Why should they be? Are we wiser than our parents? Have we made better choices than they did, for more noble reasons? The argument would be no, or at least, not by much. This isn’t hope – this is just wishful thinking.

Add to this problem the ways in which our social and cultural structures exclude or disempower young people and their ideas, and you will see even wishful thinking fade away, as they don’t have the opportunity to act on what they understand.

We can’t expect young people to do it all, when we have the power to do a great deal and choose to do little.

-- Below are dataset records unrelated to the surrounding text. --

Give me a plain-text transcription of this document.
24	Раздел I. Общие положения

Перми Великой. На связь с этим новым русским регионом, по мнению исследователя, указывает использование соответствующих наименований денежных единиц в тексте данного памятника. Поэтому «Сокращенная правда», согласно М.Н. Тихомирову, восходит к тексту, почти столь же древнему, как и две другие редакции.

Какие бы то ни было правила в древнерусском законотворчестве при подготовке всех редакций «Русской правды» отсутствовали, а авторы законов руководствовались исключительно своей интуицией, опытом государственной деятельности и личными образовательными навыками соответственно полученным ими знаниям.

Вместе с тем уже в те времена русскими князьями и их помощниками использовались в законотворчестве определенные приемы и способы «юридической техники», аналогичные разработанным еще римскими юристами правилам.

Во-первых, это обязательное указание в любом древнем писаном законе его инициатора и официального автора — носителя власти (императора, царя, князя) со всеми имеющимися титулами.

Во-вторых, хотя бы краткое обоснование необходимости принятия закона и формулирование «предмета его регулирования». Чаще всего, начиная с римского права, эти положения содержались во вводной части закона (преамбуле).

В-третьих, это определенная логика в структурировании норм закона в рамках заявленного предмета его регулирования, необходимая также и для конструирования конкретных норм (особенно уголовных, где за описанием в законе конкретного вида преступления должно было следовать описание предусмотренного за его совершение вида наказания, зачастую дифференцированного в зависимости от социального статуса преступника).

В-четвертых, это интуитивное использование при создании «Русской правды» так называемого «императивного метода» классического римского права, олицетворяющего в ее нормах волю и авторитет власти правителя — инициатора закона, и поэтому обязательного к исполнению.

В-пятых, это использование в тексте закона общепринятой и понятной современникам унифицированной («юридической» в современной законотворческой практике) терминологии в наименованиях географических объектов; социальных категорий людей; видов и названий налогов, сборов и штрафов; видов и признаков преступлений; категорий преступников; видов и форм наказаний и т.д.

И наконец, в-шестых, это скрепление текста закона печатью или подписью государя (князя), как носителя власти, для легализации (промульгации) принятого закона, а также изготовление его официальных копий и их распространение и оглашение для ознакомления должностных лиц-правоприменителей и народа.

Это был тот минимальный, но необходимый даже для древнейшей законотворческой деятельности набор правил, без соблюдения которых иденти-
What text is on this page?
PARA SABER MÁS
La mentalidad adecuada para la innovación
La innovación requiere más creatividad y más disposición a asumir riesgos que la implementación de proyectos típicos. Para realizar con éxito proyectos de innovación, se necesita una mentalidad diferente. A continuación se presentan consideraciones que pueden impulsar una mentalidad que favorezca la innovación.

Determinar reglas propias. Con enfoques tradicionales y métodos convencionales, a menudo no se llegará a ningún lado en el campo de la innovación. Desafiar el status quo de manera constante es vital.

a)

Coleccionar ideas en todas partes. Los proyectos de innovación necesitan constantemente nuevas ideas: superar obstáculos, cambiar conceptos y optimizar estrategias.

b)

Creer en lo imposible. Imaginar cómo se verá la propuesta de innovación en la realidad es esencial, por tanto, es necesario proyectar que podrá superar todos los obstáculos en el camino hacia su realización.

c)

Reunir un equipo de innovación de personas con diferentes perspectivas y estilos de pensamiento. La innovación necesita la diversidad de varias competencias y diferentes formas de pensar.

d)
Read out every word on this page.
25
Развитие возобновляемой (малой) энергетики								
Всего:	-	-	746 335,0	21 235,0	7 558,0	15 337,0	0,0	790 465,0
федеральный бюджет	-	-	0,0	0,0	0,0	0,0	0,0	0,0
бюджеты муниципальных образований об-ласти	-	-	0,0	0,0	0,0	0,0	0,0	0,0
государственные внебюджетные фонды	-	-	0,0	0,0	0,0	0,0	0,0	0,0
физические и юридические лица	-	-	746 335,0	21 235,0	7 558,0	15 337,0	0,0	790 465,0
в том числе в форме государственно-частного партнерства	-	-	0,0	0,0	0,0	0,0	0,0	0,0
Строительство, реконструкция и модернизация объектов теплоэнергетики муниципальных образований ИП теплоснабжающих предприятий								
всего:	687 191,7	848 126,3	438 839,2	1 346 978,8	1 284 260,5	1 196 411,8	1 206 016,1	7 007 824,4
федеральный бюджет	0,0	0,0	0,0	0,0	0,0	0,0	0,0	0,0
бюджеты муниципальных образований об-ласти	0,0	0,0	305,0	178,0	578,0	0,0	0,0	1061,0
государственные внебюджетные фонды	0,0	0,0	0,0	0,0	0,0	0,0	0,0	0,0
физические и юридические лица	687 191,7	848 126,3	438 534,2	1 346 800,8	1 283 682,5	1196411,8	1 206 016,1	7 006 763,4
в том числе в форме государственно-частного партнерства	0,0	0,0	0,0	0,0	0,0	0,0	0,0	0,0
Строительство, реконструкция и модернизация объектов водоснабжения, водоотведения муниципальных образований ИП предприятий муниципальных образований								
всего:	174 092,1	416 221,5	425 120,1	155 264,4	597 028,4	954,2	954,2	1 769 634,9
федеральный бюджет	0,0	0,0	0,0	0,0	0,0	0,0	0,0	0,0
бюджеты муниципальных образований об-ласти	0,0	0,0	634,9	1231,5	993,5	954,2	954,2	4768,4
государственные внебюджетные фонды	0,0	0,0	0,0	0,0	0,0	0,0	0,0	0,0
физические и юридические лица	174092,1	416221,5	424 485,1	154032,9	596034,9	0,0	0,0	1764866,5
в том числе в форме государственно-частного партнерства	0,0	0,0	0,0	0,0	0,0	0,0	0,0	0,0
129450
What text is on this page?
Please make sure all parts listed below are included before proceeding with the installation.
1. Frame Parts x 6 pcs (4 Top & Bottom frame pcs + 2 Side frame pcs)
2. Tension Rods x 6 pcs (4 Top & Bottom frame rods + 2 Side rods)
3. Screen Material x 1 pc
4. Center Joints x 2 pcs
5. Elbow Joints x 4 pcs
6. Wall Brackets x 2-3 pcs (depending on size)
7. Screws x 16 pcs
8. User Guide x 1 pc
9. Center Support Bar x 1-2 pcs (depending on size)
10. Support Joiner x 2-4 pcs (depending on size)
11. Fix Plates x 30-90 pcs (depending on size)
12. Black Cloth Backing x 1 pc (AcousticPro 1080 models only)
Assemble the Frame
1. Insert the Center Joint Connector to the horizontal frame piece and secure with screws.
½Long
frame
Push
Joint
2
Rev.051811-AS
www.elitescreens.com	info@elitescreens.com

We need to find expression of the hope within us or, in their turn, they will have no reason to hope.

They need hope from us, not the reverse.

They need hope, not political posturing or petty bickering.

They need hope, not reasons why things couldn’t possibly be done another way.

They need hope, not wilful blindness to the damage adults inflict on each other and on the planet.

They need hope, not excuses.

If we can give them hope, they will show us the way we can travel together.

Combine the wisdom and knowledge of the elders with the ingenuity and energy of the youth, and all things become possible.